Helen Legg, Director of Tate Liverpool replied: 'It's critical that we allocate space to culture for the long term. Development can squeeze artists out of cities, as it has done, partly, in Bristol.'
Claire added: 'In Liverpool, the city has gone on a huge journey, before 2008 confidence was low. Winning the Bid brought the city together. We engaged communities from the start. It gave the city confidence - Capital of Culture was a real moment, but these awards are not prizes but scholarships, Liverpool has huge ambition but the challenge for UK cities is creating a united front to the world...with the cruise liners coming in people talk about Liverpool differently now, and we attract all sorts of people, students, businesses and tourists. There is a buzz on the streets now.'
Claire was also asked 'Can you overdose on festivals?

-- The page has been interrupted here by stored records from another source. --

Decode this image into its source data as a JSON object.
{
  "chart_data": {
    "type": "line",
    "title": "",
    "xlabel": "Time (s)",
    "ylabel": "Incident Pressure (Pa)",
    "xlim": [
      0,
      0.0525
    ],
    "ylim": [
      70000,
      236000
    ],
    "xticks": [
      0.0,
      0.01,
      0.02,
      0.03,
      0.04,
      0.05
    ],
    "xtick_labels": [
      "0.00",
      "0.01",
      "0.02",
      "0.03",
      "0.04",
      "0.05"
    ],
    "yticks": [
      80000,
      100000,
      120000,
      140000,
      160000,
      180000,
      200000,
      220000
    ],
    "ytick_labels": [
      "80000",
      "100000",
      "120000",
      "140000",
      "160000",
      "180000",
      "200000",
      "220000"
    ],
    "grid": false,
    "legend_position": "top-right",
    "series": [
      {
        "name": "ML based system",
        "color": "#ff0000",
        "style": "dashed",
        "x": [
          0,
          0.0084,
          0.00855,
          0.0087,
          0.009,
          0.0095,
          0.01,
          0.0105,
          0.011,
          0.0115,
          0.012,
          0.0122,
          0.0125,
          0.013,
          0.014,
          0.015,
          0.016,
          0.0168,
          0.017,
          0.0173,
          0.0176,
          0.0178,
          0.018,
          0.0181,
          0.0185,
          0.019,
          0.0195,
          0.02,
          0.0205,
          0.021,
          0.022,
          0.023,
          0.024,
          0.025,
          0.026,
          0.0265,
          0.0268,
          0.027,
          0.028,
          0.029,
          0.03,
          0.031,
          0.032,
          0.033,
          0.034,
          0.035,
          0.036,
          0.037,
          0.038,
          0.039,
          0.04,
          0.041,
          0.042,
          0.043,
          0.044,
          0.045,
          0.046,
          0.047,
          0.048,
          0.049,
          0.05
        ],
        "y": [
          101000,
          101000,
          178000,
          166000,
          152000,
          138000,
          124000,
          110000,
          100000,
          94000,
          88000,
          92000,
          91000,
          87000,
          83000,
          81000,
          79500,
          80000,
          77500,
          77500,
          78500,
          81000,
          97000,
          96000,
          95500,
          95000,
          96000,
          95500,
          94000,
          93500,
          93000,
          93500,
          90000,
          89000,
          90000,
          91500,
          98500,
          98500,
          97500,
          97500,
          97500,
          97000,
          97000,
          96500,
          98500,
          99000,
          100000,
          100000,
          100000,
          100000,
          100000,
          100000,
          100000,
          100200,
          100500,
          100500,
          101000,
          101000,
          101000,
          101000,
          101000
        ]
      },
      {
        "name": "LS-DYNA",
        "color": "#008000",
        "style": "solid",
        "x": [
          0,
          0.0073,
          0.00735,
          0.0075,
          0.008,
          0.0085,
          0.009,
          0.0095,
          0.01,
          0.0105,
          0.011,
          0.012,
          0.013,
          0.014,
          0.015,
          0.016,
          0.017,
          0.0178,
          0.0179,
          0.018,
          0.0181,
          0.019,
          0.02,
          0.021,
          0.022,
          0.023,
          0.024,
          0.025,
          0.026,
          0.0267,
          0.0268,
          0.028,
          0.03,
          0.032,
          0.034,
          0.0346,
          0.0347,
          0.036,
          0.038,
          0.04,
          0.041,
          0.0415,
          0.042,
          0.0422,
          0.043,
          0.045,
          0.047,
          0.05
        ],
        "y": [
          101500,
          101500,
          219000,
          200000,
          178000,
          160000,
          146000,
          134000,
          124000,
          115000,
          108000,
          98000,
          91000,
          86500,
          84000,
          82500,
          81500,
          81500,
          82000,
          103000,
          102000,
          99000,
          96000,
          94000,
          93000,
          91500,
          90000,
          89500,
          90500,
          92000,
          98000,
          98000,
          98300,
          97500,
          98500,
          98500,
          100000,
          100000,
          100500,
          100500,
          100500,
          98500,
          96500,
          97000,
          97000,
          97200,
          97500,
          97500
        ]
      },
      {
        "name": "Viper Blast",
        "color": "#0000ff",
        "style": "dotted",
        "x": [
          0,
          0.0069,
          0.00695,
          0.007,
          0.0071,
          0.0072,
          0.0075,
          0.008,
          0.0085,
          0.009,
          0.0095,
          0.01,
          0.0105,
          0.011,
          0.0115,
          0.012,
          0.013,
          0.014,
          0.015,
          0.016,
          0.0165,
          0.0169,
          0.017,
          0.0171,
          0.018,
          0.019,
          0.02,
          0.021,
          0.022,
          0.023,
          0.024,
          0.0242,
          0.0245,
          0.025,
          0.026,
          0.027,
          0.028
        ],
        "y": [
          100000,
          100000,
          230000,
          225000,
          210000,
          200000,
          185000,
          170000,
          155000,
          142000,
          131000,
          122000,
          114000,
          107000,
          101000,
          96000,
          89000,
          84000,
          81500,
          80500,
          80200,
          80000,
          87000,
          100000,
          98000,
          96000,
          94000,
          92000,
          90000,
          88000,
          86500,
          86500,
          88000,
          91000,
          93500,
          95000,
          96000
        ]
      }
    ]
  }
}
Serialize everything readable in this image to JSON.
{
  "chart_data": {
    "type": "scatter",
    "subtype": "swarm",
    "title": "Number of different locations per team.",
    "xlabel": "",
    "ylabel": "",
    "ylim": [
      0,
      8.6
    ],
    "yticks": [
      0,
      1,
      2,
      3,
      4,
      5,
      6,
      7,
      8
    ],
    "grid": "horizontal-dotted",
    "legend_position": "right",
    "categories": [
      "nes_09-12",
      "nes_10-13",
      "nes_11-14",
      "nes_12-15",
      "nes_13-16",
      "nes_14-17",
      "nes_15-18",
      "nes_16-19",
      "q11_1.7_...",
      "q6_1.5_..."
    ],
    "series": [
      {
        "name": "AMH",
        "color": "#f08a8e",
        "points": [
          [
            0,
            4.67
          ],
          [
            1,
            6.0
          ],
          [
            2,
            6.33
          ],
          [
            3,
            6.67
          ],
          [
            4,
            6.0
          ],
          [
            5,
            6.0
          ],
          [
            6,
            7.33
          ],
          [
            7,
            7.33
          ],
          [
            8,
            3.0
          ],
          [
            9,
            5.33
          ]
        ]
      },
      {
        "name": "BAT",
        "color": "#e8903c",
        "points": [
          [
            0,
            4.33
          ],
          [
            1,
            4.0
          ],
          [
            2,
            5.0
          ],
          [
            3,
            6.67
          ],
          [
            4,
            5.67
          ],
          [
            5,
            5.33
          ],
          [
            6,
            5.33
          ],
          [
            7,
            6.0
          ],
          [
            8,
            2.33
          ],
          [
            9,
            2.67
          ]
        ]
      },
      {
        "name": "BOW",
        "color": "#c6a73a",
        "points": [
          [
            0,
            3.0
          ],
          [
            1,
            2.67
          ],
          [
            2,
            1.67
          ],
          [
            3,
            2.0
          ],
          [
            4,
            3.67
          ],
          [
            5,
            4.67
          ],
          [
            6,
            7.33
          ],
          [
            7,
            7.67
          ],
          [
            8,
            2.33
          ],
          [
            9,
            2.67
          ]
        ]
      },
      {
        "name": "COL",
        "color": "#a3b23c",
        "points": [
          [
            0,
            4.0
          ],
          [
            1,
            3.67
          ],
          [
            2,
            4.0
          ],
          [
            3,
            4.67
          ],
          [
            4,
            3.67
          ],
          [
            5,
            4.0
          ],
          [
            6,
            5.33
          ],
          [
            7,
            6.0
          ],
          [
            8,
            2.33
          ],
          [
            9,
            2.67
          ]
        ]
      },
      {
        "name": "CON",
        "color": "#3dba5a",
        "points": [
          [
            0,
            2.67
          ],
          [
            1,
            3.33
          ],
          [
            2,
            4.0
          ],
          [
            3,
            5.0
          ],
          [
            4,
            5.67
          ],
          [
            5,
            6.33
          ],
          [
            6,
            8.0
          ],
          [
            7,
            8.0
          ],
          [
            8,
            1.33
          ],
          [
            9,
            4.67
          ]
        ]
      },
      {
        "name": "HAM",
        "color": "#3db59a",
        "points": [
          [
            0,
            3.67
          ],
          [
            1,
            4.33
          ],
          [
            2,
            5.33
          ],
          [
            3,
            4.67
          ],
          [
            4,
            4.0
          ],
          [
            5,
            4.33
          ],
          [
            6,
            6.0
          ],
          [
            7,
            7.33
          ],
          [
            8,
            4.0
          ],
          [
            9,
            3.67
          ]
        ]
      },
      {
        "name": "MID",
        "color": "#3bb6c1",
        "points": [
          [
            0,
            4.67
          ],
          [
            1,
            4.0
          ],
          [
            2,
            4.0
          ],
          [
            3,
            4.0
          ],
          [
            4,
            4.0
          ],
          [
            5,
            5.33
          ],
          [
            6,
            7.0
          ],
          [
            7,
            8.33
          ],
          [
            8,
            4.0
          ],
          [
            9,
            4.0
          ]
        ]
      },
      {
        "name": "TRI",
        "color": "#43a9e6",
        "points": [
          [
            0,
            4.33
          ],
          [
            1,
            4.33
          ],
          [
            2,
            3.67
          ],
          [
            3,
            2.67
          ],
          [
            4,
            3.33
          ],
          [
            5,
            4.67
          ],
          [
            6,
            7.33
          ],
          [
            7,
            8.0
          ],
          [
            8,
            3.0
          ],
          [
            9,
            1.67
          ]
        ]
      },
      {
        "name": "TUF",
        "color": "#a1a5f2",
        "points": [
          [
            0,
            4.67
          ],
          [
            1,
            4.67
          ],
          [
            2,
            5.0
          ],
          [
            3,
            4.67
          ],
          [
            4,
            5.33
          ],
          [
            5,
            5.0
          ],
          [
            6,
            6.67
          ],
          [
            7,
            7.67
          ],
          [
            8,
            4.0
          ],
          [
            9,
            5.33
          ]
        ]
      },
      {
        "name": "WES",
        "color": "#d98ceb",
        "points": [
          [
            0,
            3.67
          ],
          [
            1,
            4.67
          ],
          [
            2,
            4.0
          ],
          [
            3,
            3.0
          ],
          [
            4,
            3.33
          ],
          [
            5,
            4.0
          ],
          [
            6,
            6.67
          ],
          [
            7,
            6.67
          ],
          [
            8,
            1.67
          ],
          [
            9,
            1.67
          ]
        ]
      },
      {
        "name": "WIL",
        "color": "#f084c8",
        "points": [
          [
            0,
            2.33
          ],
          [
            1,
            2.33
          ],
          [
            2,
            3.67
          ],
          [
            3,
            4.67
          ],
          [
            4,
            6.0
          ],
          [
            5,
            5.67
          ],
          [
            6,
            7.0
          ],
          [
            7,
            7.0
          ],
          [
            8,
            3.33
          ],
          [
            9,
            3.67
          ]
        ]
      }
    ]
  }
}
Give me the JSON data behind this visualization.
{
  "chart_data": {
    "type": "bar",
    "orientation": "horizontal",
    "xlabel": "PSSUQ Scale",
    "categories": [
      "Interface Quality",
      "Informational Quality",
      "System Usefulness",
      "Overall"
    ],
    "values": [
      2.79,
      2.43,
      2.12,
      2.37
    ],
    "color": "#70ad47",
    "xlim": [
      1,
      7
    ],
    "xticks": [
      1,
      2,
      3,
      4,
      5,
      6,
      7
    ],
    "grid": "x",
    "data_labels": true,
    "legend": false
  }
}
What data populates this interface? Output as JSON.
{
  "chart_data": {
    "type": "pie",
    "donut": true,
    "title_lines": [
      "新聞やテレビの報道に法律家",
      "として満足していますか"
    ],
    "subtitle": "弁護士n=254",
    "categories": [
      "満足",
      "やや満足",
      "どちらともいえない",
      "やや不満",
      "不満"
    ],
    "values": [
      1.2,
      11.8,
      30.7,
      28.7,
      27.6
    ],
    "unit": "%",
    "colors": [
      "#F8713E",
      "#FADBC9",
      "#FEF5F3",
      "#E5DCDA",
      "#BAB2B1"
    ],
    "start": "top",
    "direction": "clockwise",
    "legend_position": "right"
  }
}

' No', she said 'because tourists are changing. But the key challenge for cities bidding for cultural prizes, is how do you continue to stand out with your story when every other city is fighting for attention? Culture is only a silver bullet if you have the infrastructure, the political will, the talent and the organisation. Otherwise you only have fizz and that does not last.'
Picture: The Royal Albert Dock (housing Tate Liverpool) looking North to RIBA North HQ, the Three Graces and the new Museum of Liverpool
Sue Grindrod, Chief Executive of the Royal Albert Dock, furthered the debate by saying that you can never take any cultural project for granted, but in this day as in the past, you need to keep evolving:
'When the Dock was regenerated in the 1980's it was the only show in town, as there was no Liverpool One, no Arena and conference centre, and no Museum of Liverpool on the waterfront. In 2016 the new owners, Aberdeen Asset Management and the Royal Albert Dock Company, commissioned a report by the Heseltine Institute to get some 360 degree feedback on how we were viewed. This was a bit of a wake-up call. We were relying in 2016 on the Tate etc to drive audiences. We have a complex stakeholder group but we used the 175th Anniversary as a hook and to reflect heritage and develop a vision on how we could be part of the economic future of the city. We have got more competition but it's not just about one place, the connectivity and spatial strategies are very important. It's fantastic what is happening with Peel Group and Everton FC further along the waterfront but If we don't know how we will connect up in future, we may all end up being silo'd.'
Helen Legg of Tate Liverpool commented:
'I am really fascinated by the idea of 'withdrawing', what are our connections with the rest of the world now, how do we think that through with works of art? We have to stand partly on our own two feet, so we have to think about audiences differently from Tate in London. We have to more entrepreneurial which is crucial in regeneration, as culture can be a catalyst in this. People use museums for much more social uses, to drink coffee, to meet friends. We need to think about this in how we evolve Tate Liverpool.'
Janet Dugdale, Director of National Museums Liverpool then talked about the growth of digital as a tool and the reach worldwide:
'We welcome 3.3 million visitors a year to our eight museums. We are funded directly by central government, unusually for a regional city. From the first enclosed wet dock in the world...we can now extend our reach with digital...our slavery museum has had more than 4 million visitors and many digital visitors are American and of school age. Our Terracotta Warriors exhibition had a impact on the wider region of £78 million.
We are continuing to discuss these important themes as our April 'Art and Cities' forum at the Goldsmiths' Hall, in the City of London.